Gathering Storm started with a photograph in a magazine, a quietly handsome man looking out at me. He had such sad eyes and I wondered why. I propped his picture up next to my computer and glanced at it every so often over the next few days. Then I sat down and started free-writing. I was immediately in 18th century Edinburgh, chasing after some medical students and their professor who were carrying out an illegal dissection. My hero’s name was Robert, he was wearing a red uniform coat and he was the Captain of the Edinburgh Town Guard. He was interrogating Christian Rankeillor, daughter of the professor, and sparks were flying. Robert and Kirsty took it from there!
From the outset, the story has been a political thriller as well as a romance. It’s 1743, two years before the Jacobite Rising of 1745, and Edinburgh is a tense city. Research for the book took me from finding out about Jacobite plotters to the archives of the Royal College of Surgeons and on to an Open University course on the history of European medicine. I’m now writing the sequel, Breaking Storm, and can’t wait to find out how Robert and Kirsty are going to deal with the dilemmas now facing them.

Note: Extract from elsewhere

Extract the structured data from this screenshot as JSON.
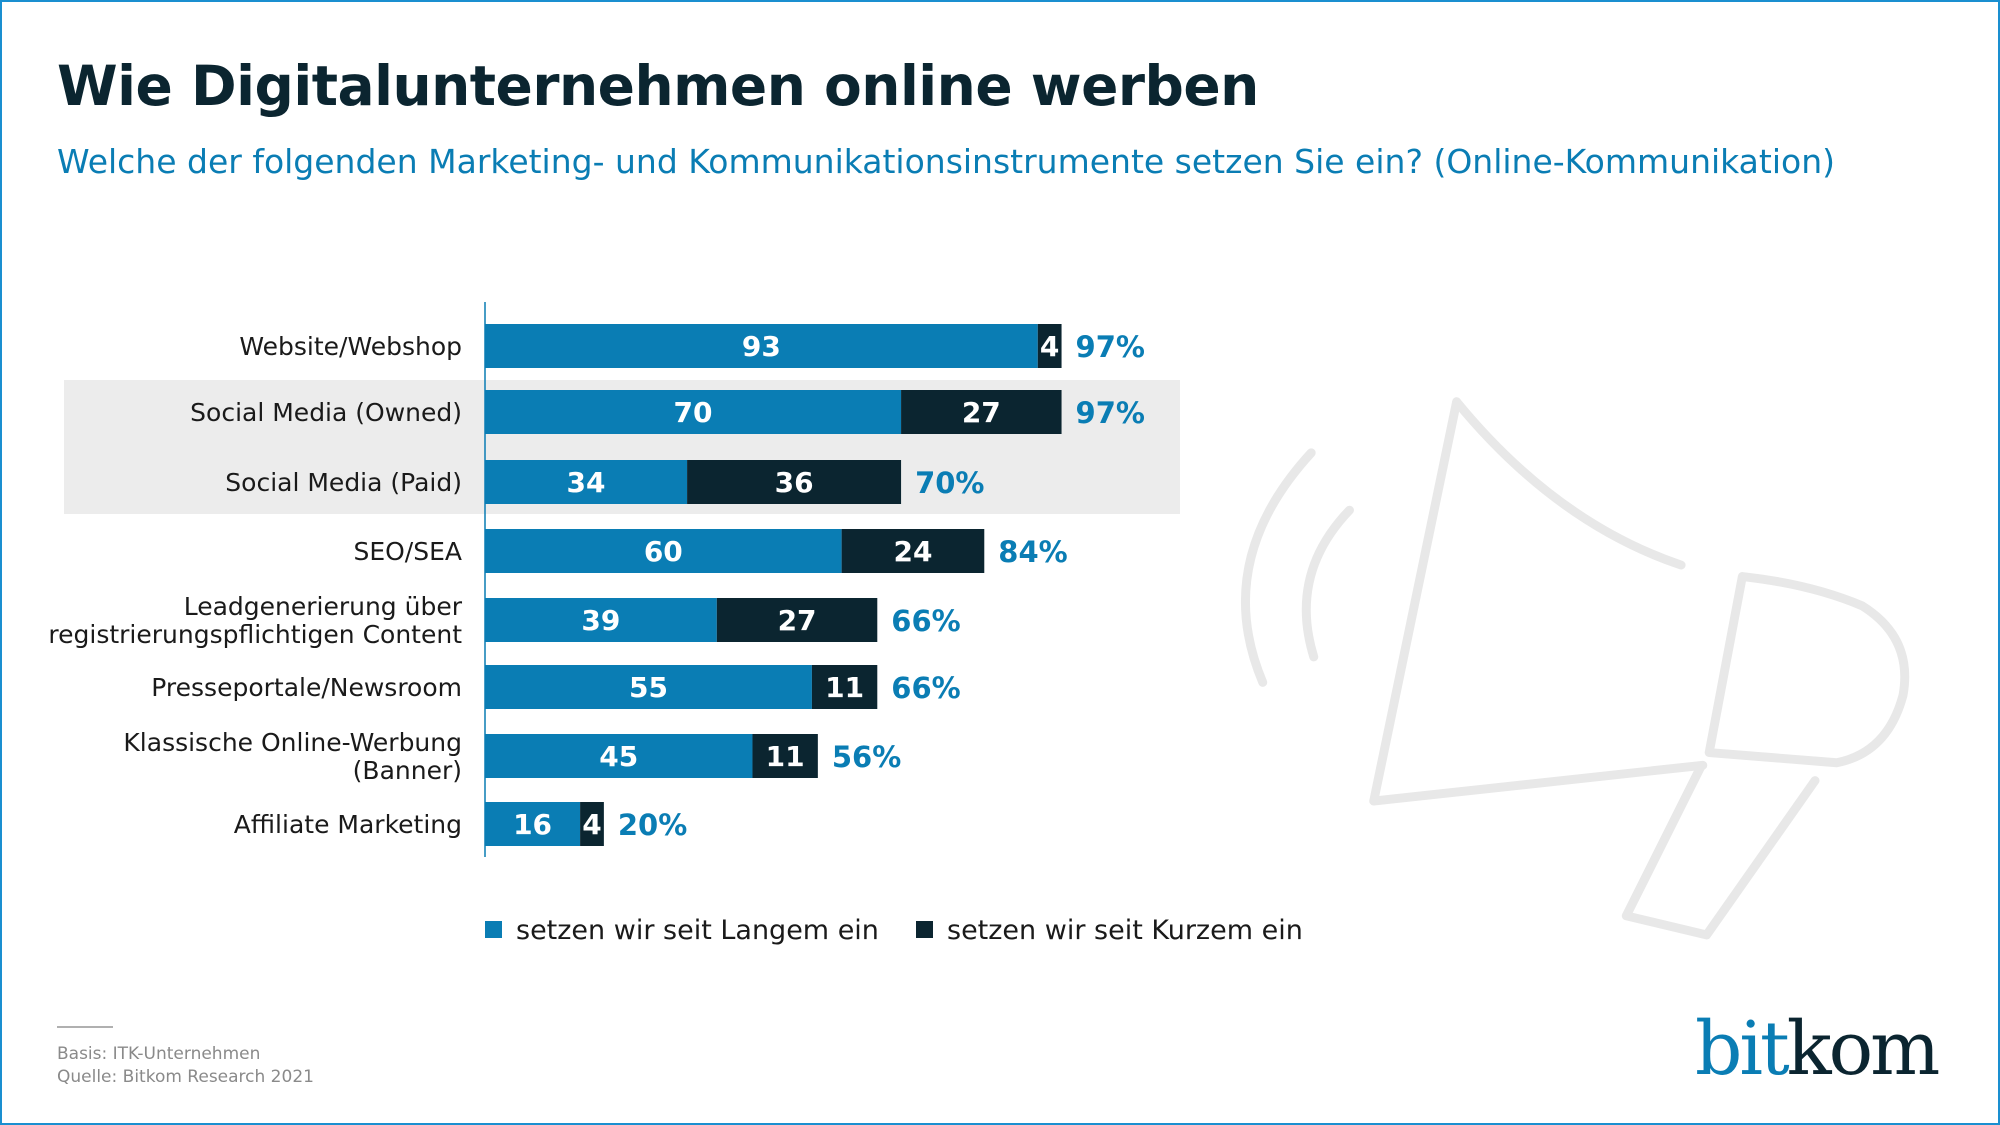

I’m sure your readers can’t wait either, Maggie!
Gathering Storm is available in print and ebook from Amazon UK and US and the Book Depository.

Maggie Craig is a Scottish writer and historian, author of the ground-breaking and acclaimed Damn’ Rebel Bitches: The Women of the ’45, When the Clyde Ran Red, a popular history of Red Clydeside, and several page-turning historical novels. Her Glasgow & Clydebank novels are set during the first half of the 20th century and are inspired by the joys, struggles and sense of humour of her own family, although they are also works of research and imagination. One Sweet Moment is a poignant and passionate tale of Old Edinburgh. Her latest novel, Gathering Storm, is the first in a planned suite of Jacobite novels.

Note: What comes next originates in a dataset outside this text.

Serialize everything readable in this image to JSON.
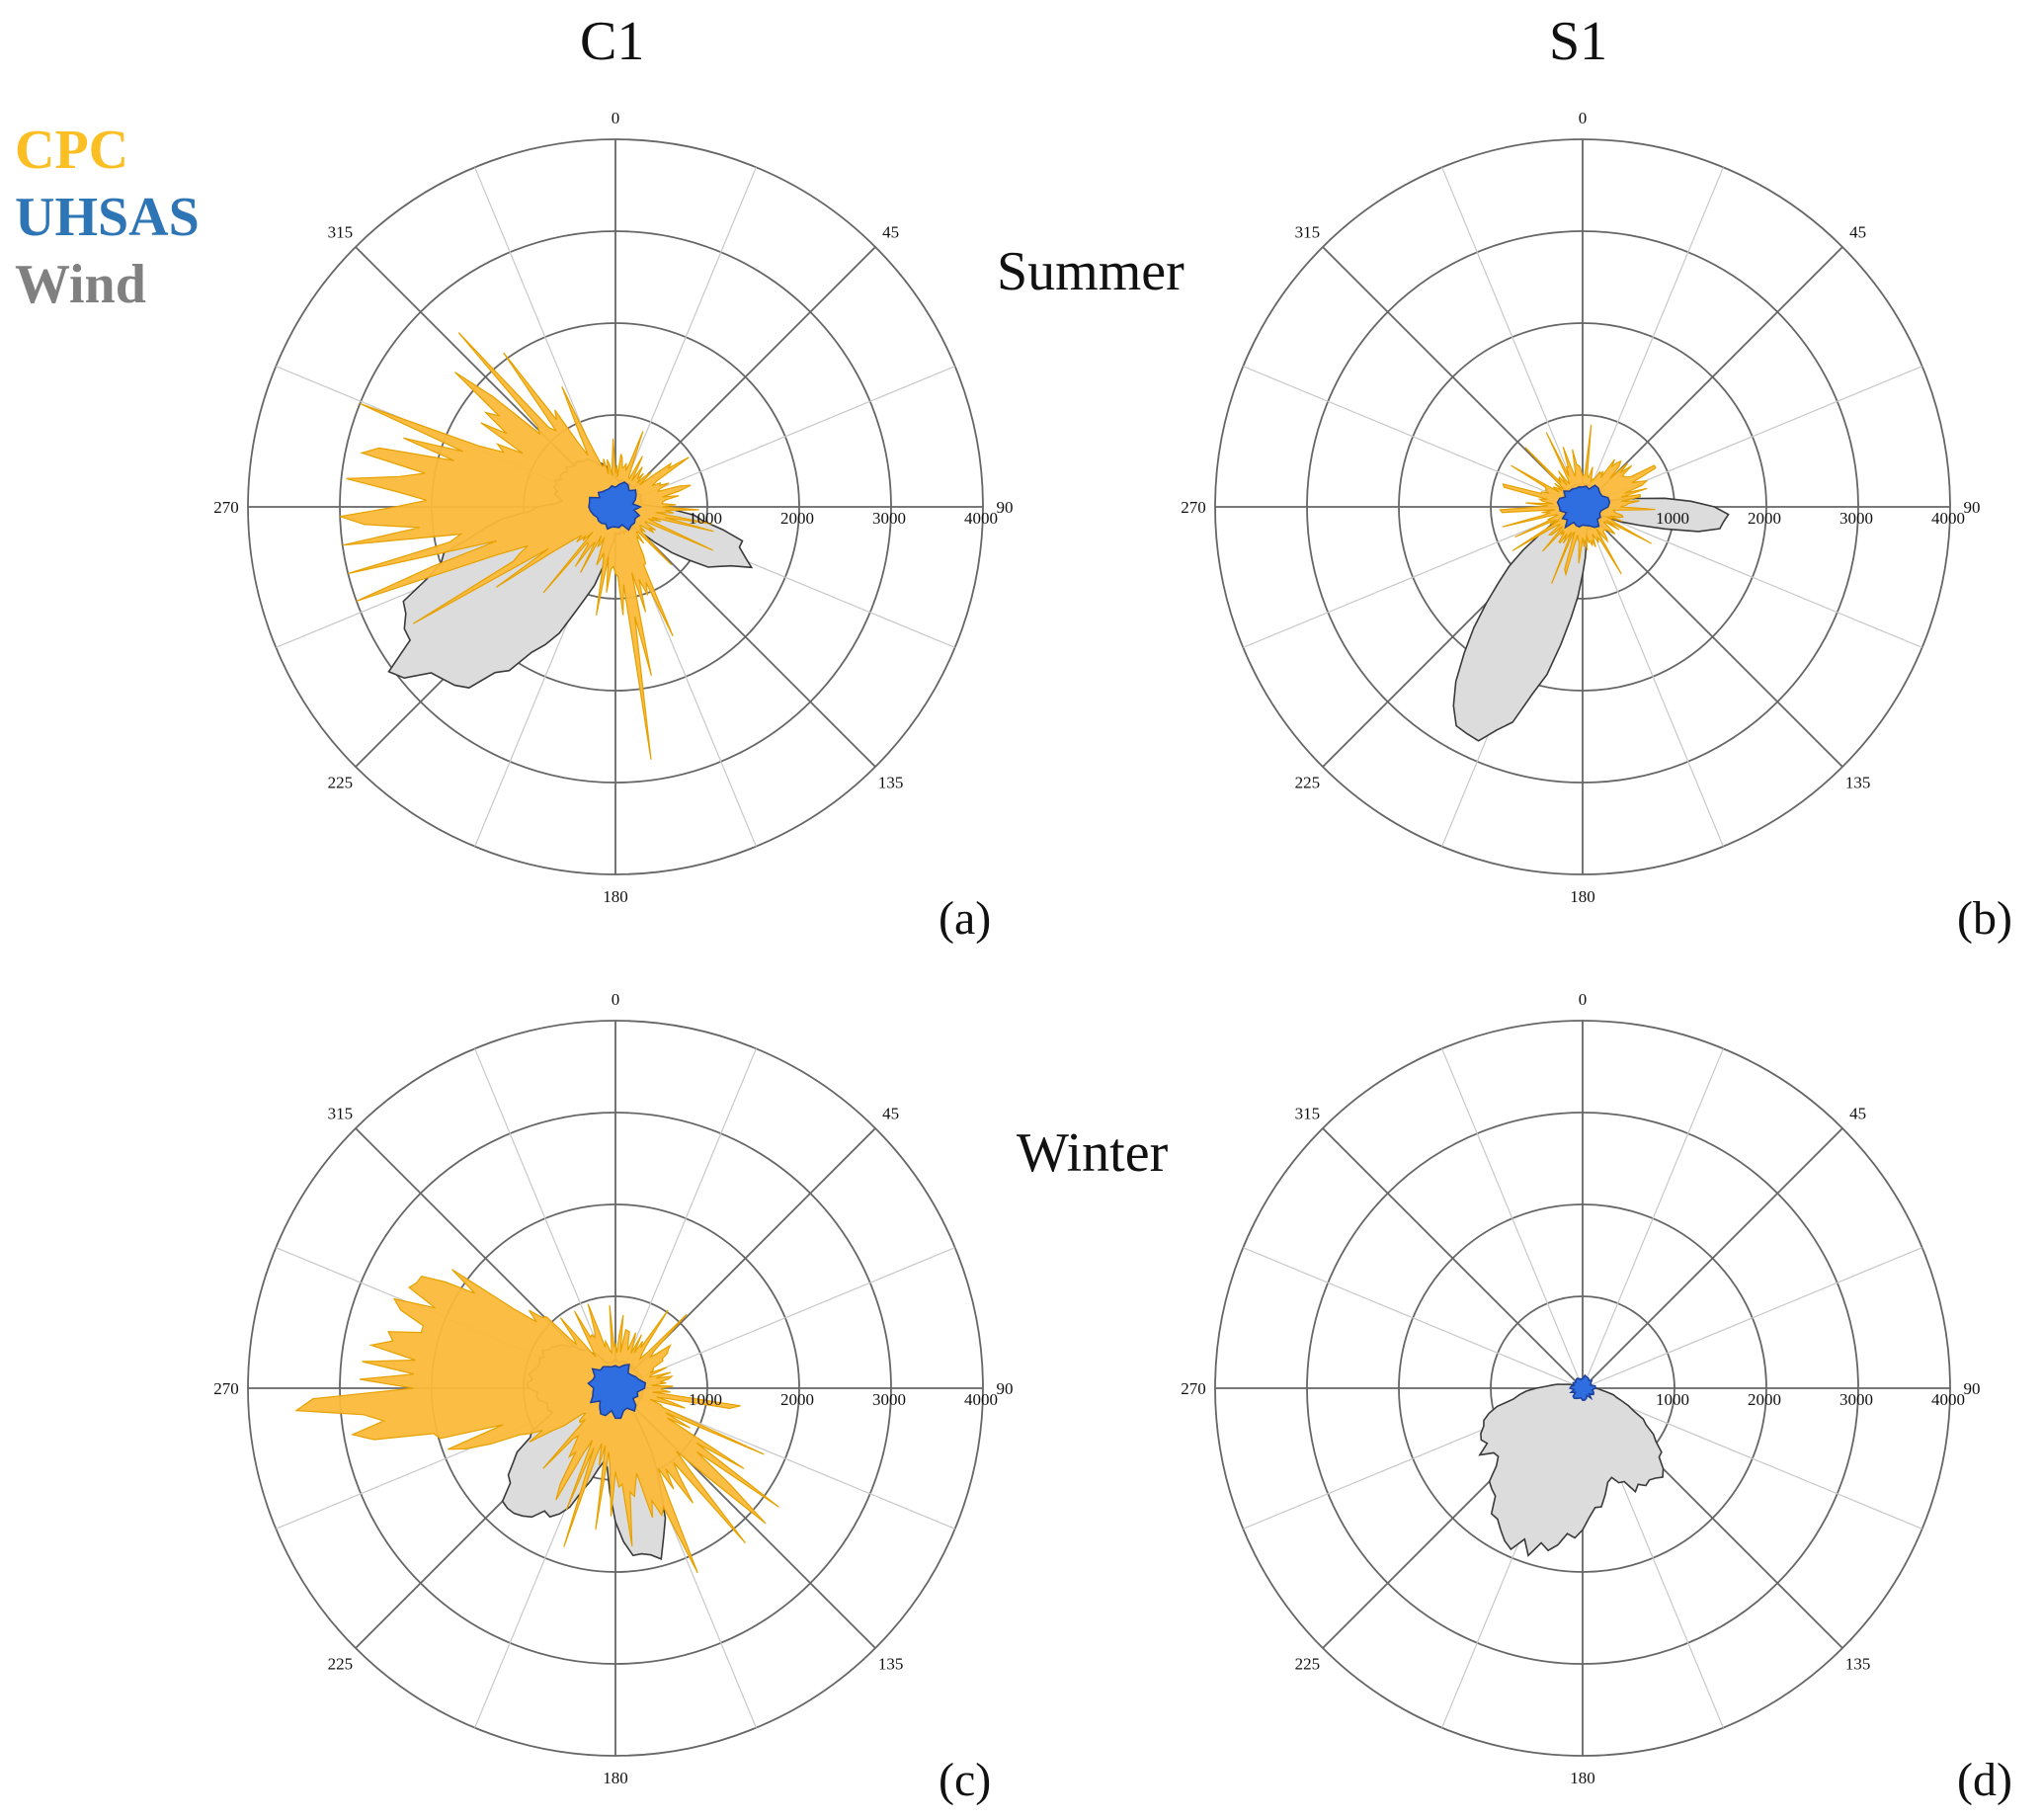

Maggie is a member of the Society of Authors in Scotland and has served two terms as a committee member. She is a regular and popular speaker around Scotland’s libraries and at book festivals including the Edinburgh International Book Festival, Aye Write! & the Wigtown Book Festival.
She comes from a family where writing is considered an entirely normal thing to do and which numbers among its forebears the weaver-poet of Paisley, Robert Tannahill, who most famously wrote The Wild Mountain Thyme/Will ye go lassie, go? (“So does hauf o’ Paisley, hen.” Response of wee man in Paisley museum to the foregoing statement.)

A proud Glaswegian, she and her Welsh husband Will now live in an old blacksmith’s cottage in a tiny village in the north of Scotland. They have two grown-up children, one lovely daughter-in-law and two cats. When not writing, Maggie enjoys photography, her favourite subjects being old buildings, wildlife, dramatic skies and wild flowers.